Les vendeurs français changent leur rapport avec les acheteurs pour lutter contre l’augmentation des vols à l’étalage. Un seul mot d’ordre : méfiance.

Un œil sur la caisse, l’autre sur les caméras. Derrière les sourires, formules de politesse et conseils avisés, les petits commerçants guettent les faux clients. Ces pilleurs amateurs ou professionnels, qui laissent un trou dans l’inventaire du magasin, et par la même occasion dans le chiffre d’affaires. Des pertes difficiles à assumer dans le contexte économique actuel : cela équivaudrait à une « taxe » annuelle de 200 euros par foyer français, selon le baromètre du vol dans le commerce et la distribution 2011 de la société Checkpoint Systems.
Gérer un commerce de proximité devient une tâche complexe. A l’heure où les consommateurs se serrent la ceinture, les vendeurs aiguisent leur sens de l’observation. Le moyen le plus sûr : installer des caméras de surveillance. « Tout ce qu’on me vole sort de ma poche, explique la gérante d’un petit Casino dans le centre de Metz. Et c’est moi qui paie le matériel. Je dois être très vigilante. » Dans sa boutique, tout en longueur, elle jette des coups d’œil réguliers sur les caméras. Tous les clients sont des pilleurs potentiels. Le système n’est pas infaillible, même s’il est dissuasif. Il permet aussi aux commerçants de reconnaitre les voleurs à leur attitude, car ces derniers cherchent les caméras du regard. « Un jour, j’ai remarqué l’attitude étrange de deux jeunes femmes avec une poussette. Elles sont sorties sans achat, mais mon mari s’est aperçu qu’il manquait des produits. Il leur a couru après, les a menacées d’appeler la police. Et il est revenu les bras chargés d’une dizaine de boîtes de crabe haut de gamme. »

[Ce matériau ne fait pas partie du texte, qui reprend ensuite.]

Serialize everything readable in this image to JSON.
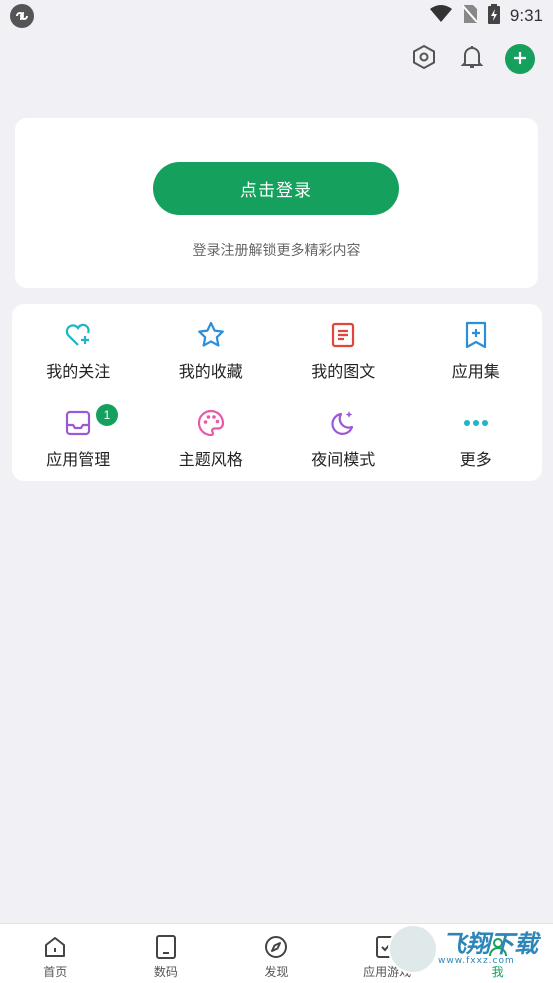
{
  "status_bar": {
    "time": "9:31"
  },
  "login": {
    "button_label": "点击登录",
    "hint": "登录注册解锁更多精彩内容"
  },
  "menu": {
    "items": [
      {
        "label": "我的关注",
        "icon": "heart-plus-icon",
        "color": "#1fb5c6"
      },
      {
        "label": "我的收藏",
        "icon": "star-icon",
        "color": "#2d8fd9"
      },
      {
        "label": "我的图文",
        "icon": "article-icon",
        "color": "#e0463c"
      },
      {
        "label": "应用集",
        "icon": "bookmark-plus-icon",
        "color": "#2d8fd9"
      },
      {
        "label": "应用管理",
        "icon": "inbox-icon",
        "color": "#9b59d6",
        "badge": "1"
      },
      {
        "label": "主题风格",
        "icon": "palette-icon",
        "color": "#e65aa8"
      },
      {
        "label": "夜间模式",
        "icon": "moon-stars-icon",
        "color": "#9b59d6"
      },
      {
        "label": "更多",
        "icon": "more-dots-icon",
        "color": "#1fb5c6"
      }
    ]
  },
  "bottom_nav": {
    "items": [
      {
        "label": "首页",
        "icon": "home-icon"
      },
      {
        "label": "数码",
        "icon": "tablet-icon"
      },
      {
        "label": "发现",
        "icon": "compass-icon"
      },
      {
        "label": "应用游戏",
        "icon": "apps-icon"
      },
      {
        "label": "我",
        "icon": "profile-icon",
        "active": true
      }
    ]
  },
  "watermark": {
    "title": "飞翔下载",
    "url": "www.fxxz.com"
  },
  "colors": {
    "accent": "#16a05d",
    "background": "#f1f0f5"
  }
}
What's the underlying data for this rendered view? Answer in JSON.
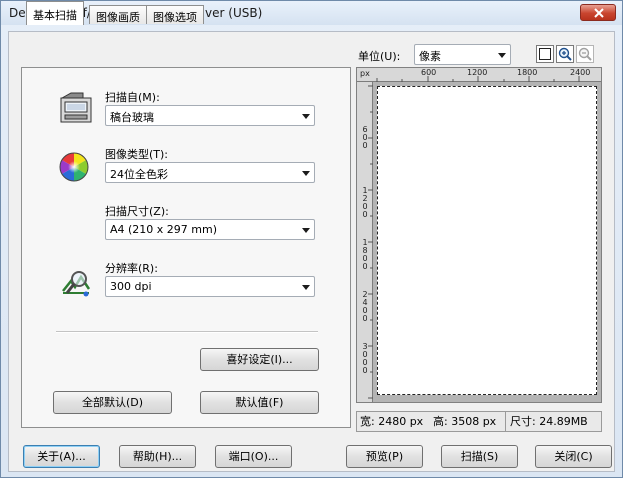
{
  "window": {
    "title": "Dell C1765nf/nfw MFP TWAIN Driver (USB)"
  },
  "tabs": [
    {
      "label": "基本扫描"
    },
    {
      "label": "图像画质"
    },
    {
      "label": "图像选项"
    }
  ],
  "basic_scan": {
    "scan_from": {
      "label": "扫描自(M):",
      "value": "稿台玻璃"
    },
    "image_type": {
      "label": "图像类型(T):",
      "value": "24位全色彩"
    },
    "scan_size": {
      "label": "扫描尺寸(Z):",
      "value": "A4 (210 x 297 mm)"
    },
    "resolution": {
      "label": "分辨率(R):",
      "value": "300 dpi"
    },
    "preferences_button": "喜好设定(I)...",
    "all_defaults_button": "全部默认(D)",
    "defaults_button": "默认值(F)"
  },
  "preview": {
    "unit_label": "单位(U):",
    "unit_value": "像素",
    "ruler_unit": "px",
    "ruler_top_ticks": [
      "600",
      "1200",
      "1800",
      "2400"
    ],
    "ruler_left_ticks": [
      "600",
      "1200",
      "1800",
      "2400",
      "3000"
    ]
  },
  "status": {
    "width": "宽: 2480 px",
    "height": "高: 3508 px",
    "size": "尺寸: 24.89MB"
  },
  "footer": {
    "about": "关于(A)...",
    "help": "帮助(H)...",
    "port": "端口(O)...",
    "preview": "预览(P)",
    "scan": "扫描(S)",
    "close": "关闭(C)"
  },
  "icons": {
    "close": "close-icon",
    "scanner": "scanner-icon",
    "color_wheel": "color-wheel-icon",
    "resolution": "magnifier-resolution-icon",
    "select_all": "select-all-icon",
    "zoom_in": "zoom-in-icon",
    "zoom_out": "zoom-out-icon"
  }
}
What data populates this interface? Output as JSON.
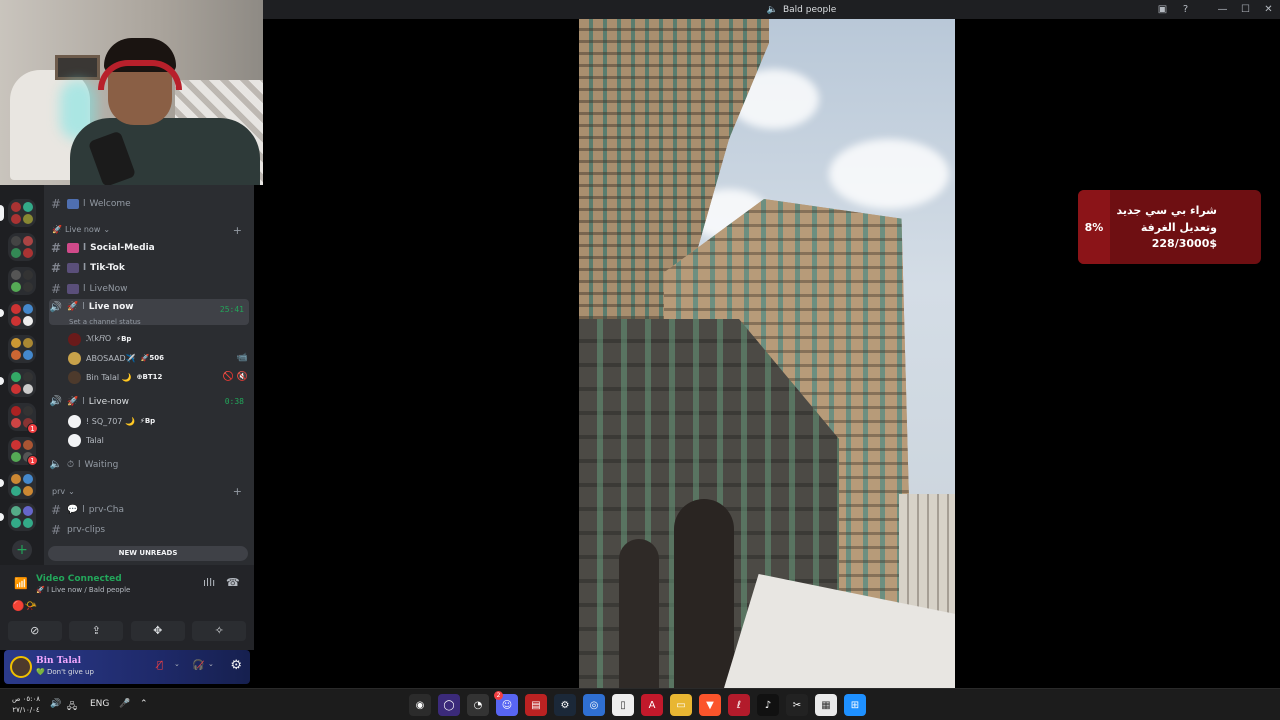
{
  "window": {
    "title": "Bald people"
  },
  "channels": {
    "welcome": "Welcome",
    "category_live": "Live now",
    "social_media": "Social-Media",
    "tiktok": "Tik-Tok",
    "livenow_text": "LiveNow",
    "voice_live_now": {
      "name": "Live now",
      "timer": "25:41",
      "status": "Set a channel status"
    },
    "users_live_now": [
      {
        "name": "ℳk𝑅O",
        "tag": "⚡Bp",
        "right": ""
      },
      {
        "name": "ABOSAAD✈️",
        "tag": "🚀506",
        "right": "📹"
      },
      {
        "name": "Bin Talal 🌙",
        "tag": "⊕BT12",
        "right": "🚫 🔇"
      }
    ],
    "voice_live_now2": {
      "name": "Live-now",
      "timer": "0:38"
    },
    "users_live_now2": [
      {
        "name": "! SQ_707 🌙",
        "tag": "⚡Bp",
        "right": ""
      },
      {
        "name": "Talal",
        "tag": "",
        "right": ""
      }
    ],
    "waiting": "Waiting",
    "category_prv": "prv",
    "prv_chat": "prv-Cha",
    "prv_clips": "prv-clips",
    "new_unreads": "NEW UNREADS"
  },
  "voice_panel": {
    "title": "Video Connected",
    "subtitle": "Live now / Bald people"
  },
  "user_panel": {
    "name": "Bin Talal",
    "status": "Don't give up"
  },
  "donation": {
    "percent": "8%",
    "text": "شراء بي سي جديد وتعديل الغرفة",
    "amount": "228/3000$"
  },
  "taskbar": {
    "time": "٠٥:٠٨ ص",
    "date": "٢٧/١٠/٠٤",
    "language": "ENG",
    "discord_badge": "2",
    "apps": [
      "obs-icon",
      "circle-app-icon",
      "clock-app-icon",
      "discord-icon",
      "media-icon",
      "steam-icon",
      "chrome-icon",
      "file-icon",
      "adobe-icon",
      "folder-icon",
      "brave-icon",
      "app-red-icon",
      "music-icon",
      "capcut-icon",
      "store-icon",
      "windows-icon"
    ]
  },
  "colors": {
    "green": "#23a55a",
    "donation_bg": "#6e0f12",
    "sidebar": "#2b2d31",
    "rail": "#1e1f22"
  }
}
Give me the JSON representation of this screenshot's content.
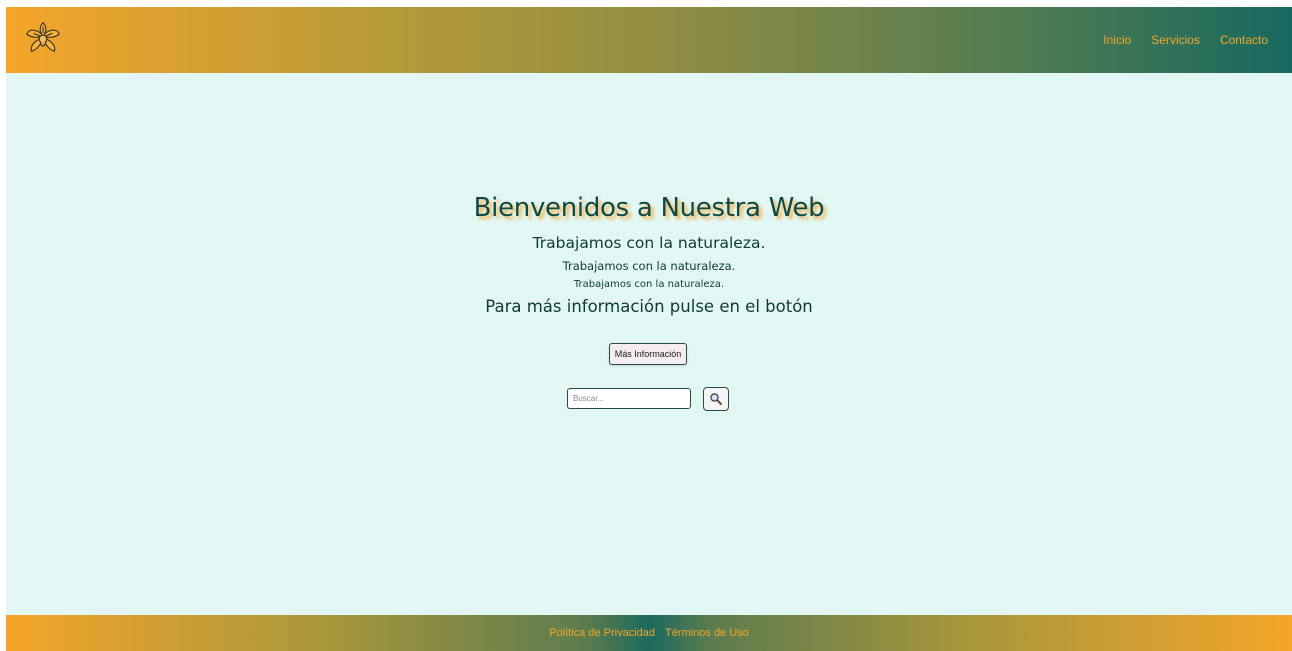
{
  "header": {
    "logo_icon": "orchid-flower-icon",
    "nav": [
      {
        "label": "Inicio"
      },
      {
        "label": "Servicios"
      },
      {
        "label": "Contacto"
      }
    ]
  },
  "hero": {
    "title": "Bienvenidos a Nuestra Web",
    "line1": "Trabajamos con la naturaleza.",
    "line2": "Trabajamos con la naturaleza.",
    "line3": "Trabajamos con la naturaleza.",
    "line4": "Para más información pulse en el botón",
    "button_label": "Más Información"
  },
  "search": {
    "placeholder": "Buscar...",
    "value": "",
    "button_icon": "magnifier-icon"
  },
  "footer": {
    "links": [
      {
        "label": "Política de Privacidad"
      },
      {
        "label": "Términos de Uso"
      }
    ]
  },
  "colors": {
    "accent": "#f0a72c",
    "primary_dark": "#0f4a42",
    "background": "#e2f7f4"
  }
}
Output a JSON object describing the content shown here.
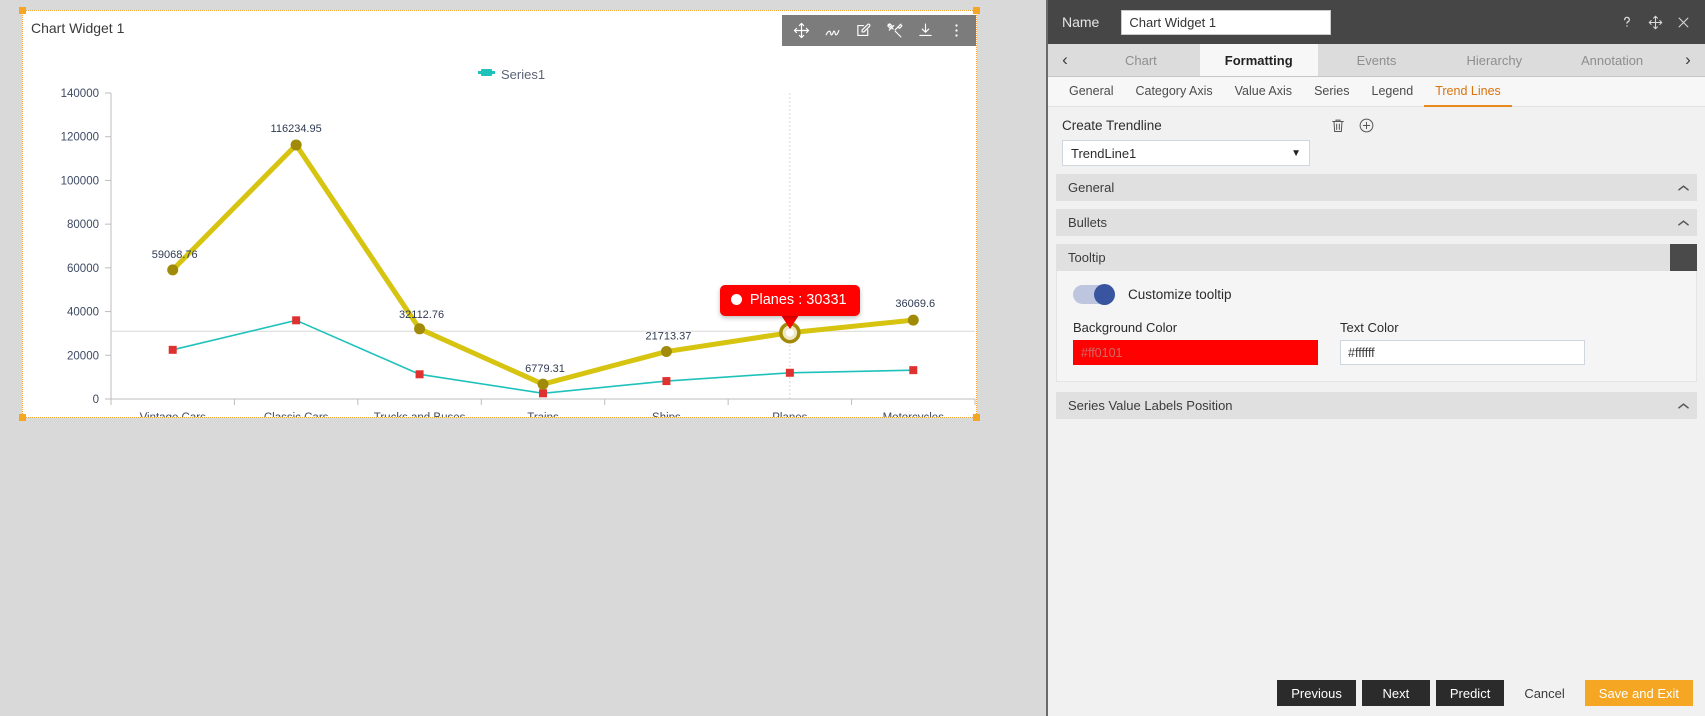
{
  "widget": {
    "title": "Chart Widget 1",
    "toolbar": [
      {
        "name": "move-icon",
        "label": "Move"
      },
      {
        "name": "scribble-icon",
        "label": "Scribble"
      },
      {
        "name": "edit-icon",
        "label": "Edit"
      },
      {
        "name": "tools-icon",
        "label": "Tools"
      },
      {
        "name": "download-icon",
        "label": "Download"
      },
      {
        "name": "more-vertical-icon",
        "label": "More"
      }
    ]
  },
  "chart_data": {
    "type": "line",
    "title": "",
    "xlabel": "",
    "ylabel": "",
    "ylim": [
      0,
      140000
    ],
    "yticks": [
      "0",
      "20000",
      "40000",
      "60000",
      "80000",
      "100000",
      "120000",
      "140000"
    ],
    "ytick_values": [
      0,
      20000,
      40000,
      60000,
      80000,
      100000,
      120000,
      140000
    ],
    "categories": [
      "Vintage Cars",
      "Classic Cars",
      "Trucks and Buses",
      "Trains",
      "Ships",
      "Planes",
      "Motorcycles"
    ],
    "grid": false,
    "legend": {
      "position": "top",
      "entries": [
        {
          "label": "Series1",
          "color": "#1fc2bb"
        }
      ]
    },
    "series": [
      {
        "name": "Series1",
        "color": "#1fc2bb",
        "marker_color": "#e03131",
        "values": [
          22500,
          36000,
          11300,
          2600,
          8200,
          12000,
          13200
        ],
        "show_labels": false
      },
      {
        "name": "TrendLine1",
        "color": "#d6c411",
        "marker_color": "#a08a08",
        "values": [
          59068.76,
          116234.95,
          32112.76,
          6779.31,
          21713.37,
          30330.78,
          36069.6
        ],
        "labels": [
          "59068.76",
          "116234.95",
          "32112.76",
          "6779.31",
          "21713.37",
          "30330.78",
          "36069.6"
        ],
        "show_labels": true
      }
    ],
    "tooltip": {
      "text": "Planes : 30331",
      "category": "Planes",
      "value": "30331",
      "background": "#ff0101",
      "text_color": "#ffffff",
      "anchor_category": "Planes"
    },
    "threshold_line": {
      "value": 31000,
      "color": "#d8d8d8"
    },
    "crosshair_category": "Planes"
  },
  "panel": {
    "name_label": "Name",
    "name_value": "Chart Widget 1",
    "header_icons": [
      {
        "name": "help-icon",
        "glyph": "?"
      },
      {
        "name": "move-panel-icon",
        "glyph": "✥"
      },
      {
        "name": "close-icon",
        "glyph": "✕"
      }
    ],
    "tabs": [
      {
        "label": "Chart",
        "active": false
      },
      {
        "label": "Formatting",
        "active": true
      },
      {
        "label": "Events",
        "active": false
      },
      {
        "label": "Hierarchy",
        "active": false
      },
      {
        "label": "Annotation",
        "active": false
      }
    ],
    "tab_prev_glyph": "‹",
    "tab_next_glyph": "›",
    "subtabs": [
      {
        "label": "General",
        "active": false
      },
      {
        "label": "Category Axis",
        "active": false
      },
      {
        "label": "Value Axis",
        "active": false
      },
      {
        "label": "Series",
        "active": false
      },
      {
        "label": "Legend",
        "active": false
      },
      {
        "label": "Trend Lines",
        "active": true
      }
    ],
    "create_trendline": {
      "label": "Create Trendline",
      "delete_icon": "trash-icon",
      "add_icon": "plus-circle-icon",
      "selected": "TrendLine1",
      "caret": "▼"
    },
    "sections": [
      {
        "label": "General",
        "open": false,
        "chevron": "⌃"
      },
      {
        "label": "Bullets",
        "open": false,
        "chevron": "⌃"
      },
      {
        "label": "Tooltip",
        "open": true,
        "chevron": "⌃"
      },
      {
        "label": "Series Value Labels Position",
        "open": false,
        "chevron": "⌃"
      }
    ],
    "tooltip_section": {
      "toggle_label": "Customize tooltip",
      "toggle_on": true,
      "background_caption": "Background Color",
      "background_value": "#ff0101",
      "text_caption": "Text Color",
      "text_value": "#ffffff"
    },
    "footer_buttons": [
      {
        "label": "Previous",
        "style": "dark"
      },
      {
        "label": "Next",
        "style": "dark"
      },
      {
        "label": "Predict",
        "style": "dark"
      },
      {
        "label": "Cancel",
        "style": "plain"
      },
      {
        "label": "Save and Exit",
        "style": "orange"
      }
    ]
  }
}
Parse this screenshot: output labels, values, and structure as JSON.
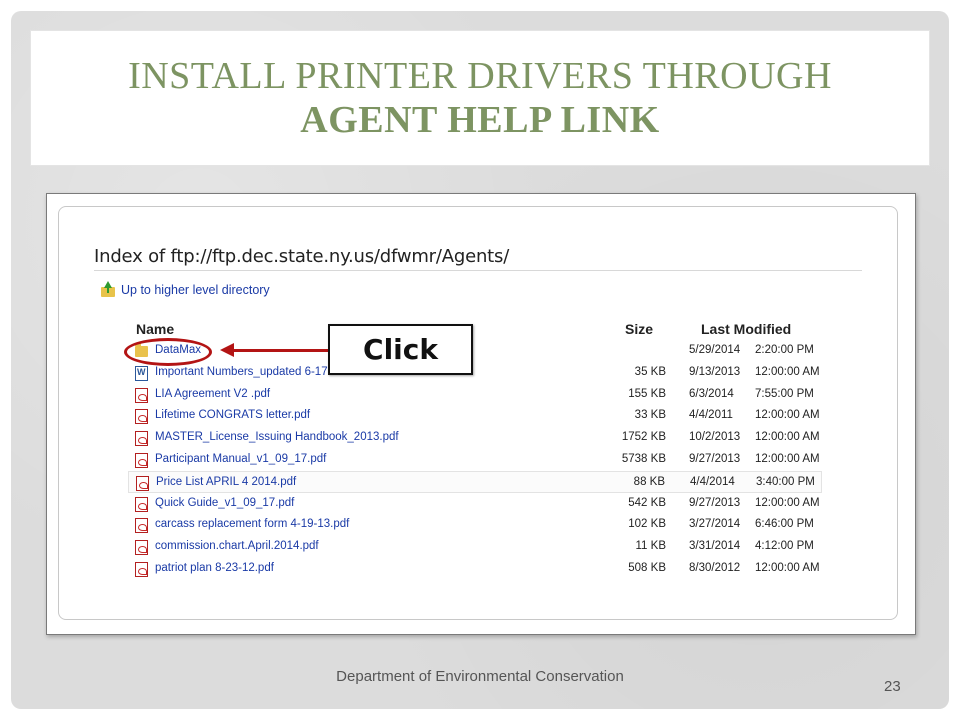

« Je ne vais pas me compromettre pour du banal »

Car ce sont bien les produits coûteux qui sont les plus prisés des voleurs. Elise, jeune étudiante habituée de ces fauches, nous confie qu’elle n’a aucun scrupule à voler ce qu’elle ne peut pas se payer. « Au début c’était surtout du maquillage, des shampoings, des produits pour le corps. C’était vraiment en cas de besoin, que ce soit pour moi ou des amis. Ce genre d’articles est indispensable mais excessivement cher. » Elle se fait attraper quelques rares fois, mais ne rencontre aucun problème avec la police. Elle doit seulement payer ce qu’elle avait l’intention de dérober. Ce laxisme la pousse à poursuivre dans cette voie, en prenant certaines précautions : « Une fois démasquée dans une enseigne, je ne me risque plus à y retourner, ils te reconnaissent et en situation de récidive, ils sont bien moins souples ». Confiante, Elise passe à l’étape supérieure. Après les produits d’hygiène et de beauté, elle s’attaque aux denrées alimentaires. Sa cible privilégiée : les produits de luxe, dont elle revend une partie. « Pour ce qui est de la nourriture, je ne vais pas me compromettre pour du banal, je tape haut. A Noël je me sers beaucoup en foie gras par exemple. Ça se revend très bien. »
Face aux pertes financières dues aux larcins et aux investissements dans des systèmes de sécurité, les commerçants cherchent une alternative. Ils compensent les dégâts en augmentant leurs prix, et provoquent ainsi une recrudescence des vols. Une situation qui renforce le cercle vicieux généré par la crise économique.